Senin, 07 Februari 2011

Gagal Jadi 'Siti Nurbaya'

“Hari gini dijodohin?” tanya saya terperangah mengomentari rencana ayah. Usul tadi terdengar mengejutkan. Apalagi saya masih 'jetlag' setelah menempuh perjalanan panjang ke rumah orangtua untuk menghabiskan sisa cuti kerja.
Batin saya tiba-tiba bertempur. Zaman sekarang, perjodohan layaknya Siti Nurbaya terkesan negatif.'Apa kata orang nanti?
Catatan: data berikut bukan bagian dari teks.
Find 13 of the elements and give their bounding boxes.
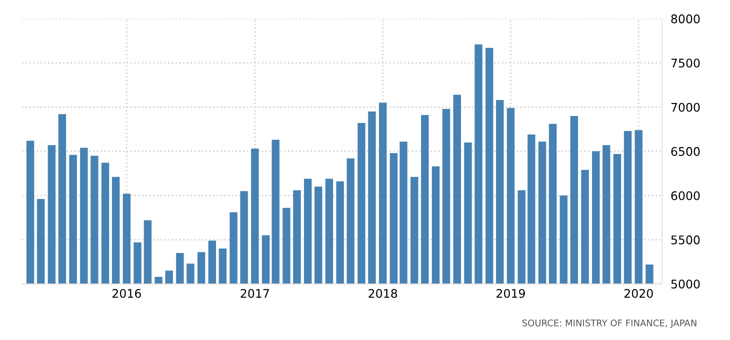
y-tick-label: 6500 xyxy=(671,147,700,156)
x-tick-label: 2020 xyxy=(624,288,653,298)
y-tick-label: 8000 xyxy=(671,14,700,24)
y-tick-label: 6000 xyxy=(671,191,700,200)
y-tick-label: 7500 xyxy=(671,58,700,68)
y-tick-label: 5500 xyxy=(671,235,700,244)
x-tick-label: 2018 xyxy=(368,288,398,298)
x-tick-label: 2017 xyxy=(240,288,269,298)
y-tick-label: 7000 xyxy=(671,102,700,112)
x-tick-label: 2016 xyxy=(112,288,141,298)
source-note: SOURCE: MINISTRY OF FINANCE, JAPAN xyxy=(522,320,696,328)
x-tick-label: 2019 xyxy=(496,288,525,298)
y-tick-label: 5000 xyxy=(671,280,700,289)
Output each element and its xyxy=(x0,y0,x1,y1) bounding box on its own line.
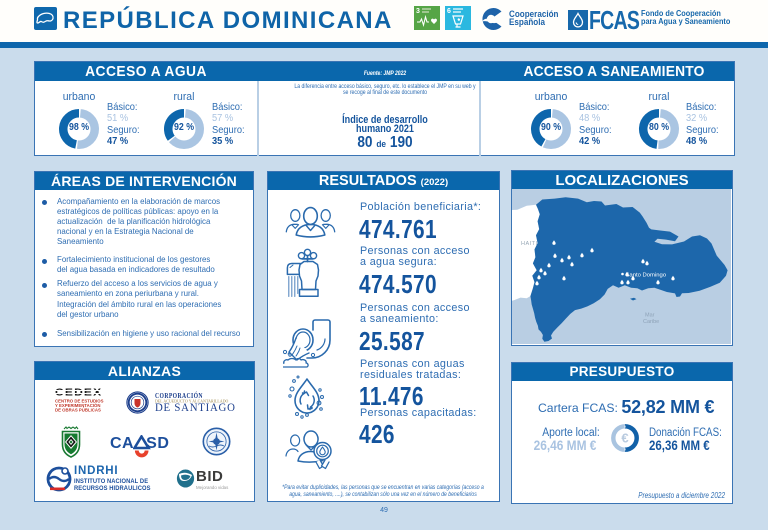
svg-text:Santo Domingo: Santo Domingo xyxy=(626,272,667,278)
svg-text:6: 6 xyxy=(447,8,451,15)
svg-text:€: € xyxy=(621,431,628,446)
svg-text:Caribe: Caribe xyxy=(643,319,659,325)
svg-text:Mar: Mar xyxy=(645,313,655,319)
svg-text:HAITI: HAITI xyxy=(521,241,538,247)
svg-text:3: 3 xyxy=(416,8,420,15)
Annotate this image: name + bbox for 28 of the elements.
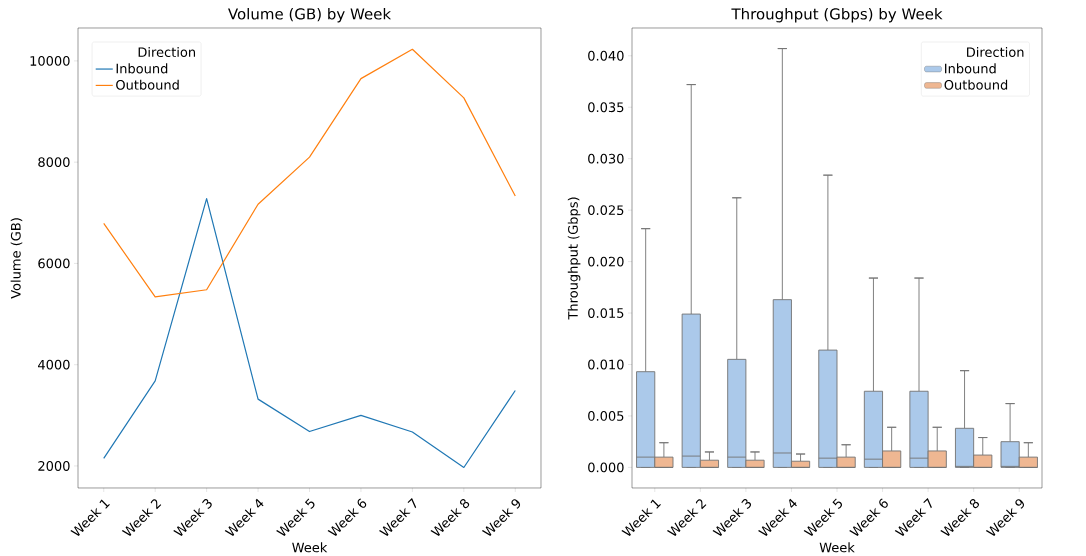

Jangan-jangan mereka mengira saya enggak laku,' keluh saya dalam hati.
Bukannya ge-er, tapi banyak lho pria yang mau dengan saya. Masalahnya, mereka hanya menginginkan cinta saya tanpa mau berkomitmen menikah. Tentu saja pria yang demikian saya abaikan.
Ayah terus meyakinkan saya. Niatnya terdengar tulus. Ia yakin saya akan berjodoh dengan pemuda yang ia pilihkan itu. Hati ini diam-diam tergetar ketika ayah berpromosi bahwa pria yang berprofesi sebagai guru PNS itu memiliki banyak kelebihan. “Orangnya baik, pintar dan mandiri,” ujar ayah bersemangat.
Setelah berpikir ulang, akhirnya saya mempertimbangkan niat ayah. Saya percaya, orangtua selalu berupaya memberi yang terbaik untuk anaknya. Maka, saya singkirkan perasaan gengsi dan menerima perjodohan ini dengan ikhlas.
Setelah memberi lampu hijau, ayah pun mulai menentukan jadwal pertemuan antara saya dan pria pilihan itu. Namun, Allah tampaknya berkehendak lain. Pertemuan kami selalu gagal meski ayah sudah membuat janji dengan pria tersebut. Lama-kelamaan saya jengah. Untuk menghilangkan perasaan kecewa, segera saya berpasrah kepada Allah, “Jika kami berjodoh, Engkau pasti akan mempertemukan kami.”
Anehnya, keinginan untuk mengetahui sosok pemuda PNS itu terus mengganggu pikiran saya. Akhirnya, saya beranikan diri untuk mencari informasi tanpa sepengetahuan orangtua.
Ternyata, ada teman saya yang kenal dengannya. Dari informasi teman itu, saya mengetahui kalau pria yang hendak dijodohkan oleh ayah adalah sosok yang baik dan pendiam. Persis seperti ucapan ayah kepada saya beberapa waktu lalu. Selain itu, sebelum menjadi PNS, dia pernah menjadi guru mengaji anak-anak secara sukarela tanpa imbalan. Subhanallah, hati saya langsung luluh kagum.
“Tapi, dia sudah bertunangan,” lanjut teman saya itu.
Deg! Jantung saya nyaris tak berdegup.
Saya beringsut pulang, larut dalam kekecewaan. “Jika pria itu setengah hati menerima perjodohan ini, mengapa dia memberi harapan-harapan palsu kepada ayah?” tanya saya dalam hati.
Saya pun introspeksi diri lagi, mungkinkah karena di awal saya sempat ‘ilfil’ dengan perjodohan? Saya mengadu dan menangis pasrah pada-Nya. Alhamdulillah, keikhlasan itu hadir. Ya Allah, jika sudah saatnya, saya yakin Engkau akan mempertemukan saya dengan seseorang yang Kau ridhai di waktu dan tempat yang tepat. Amin.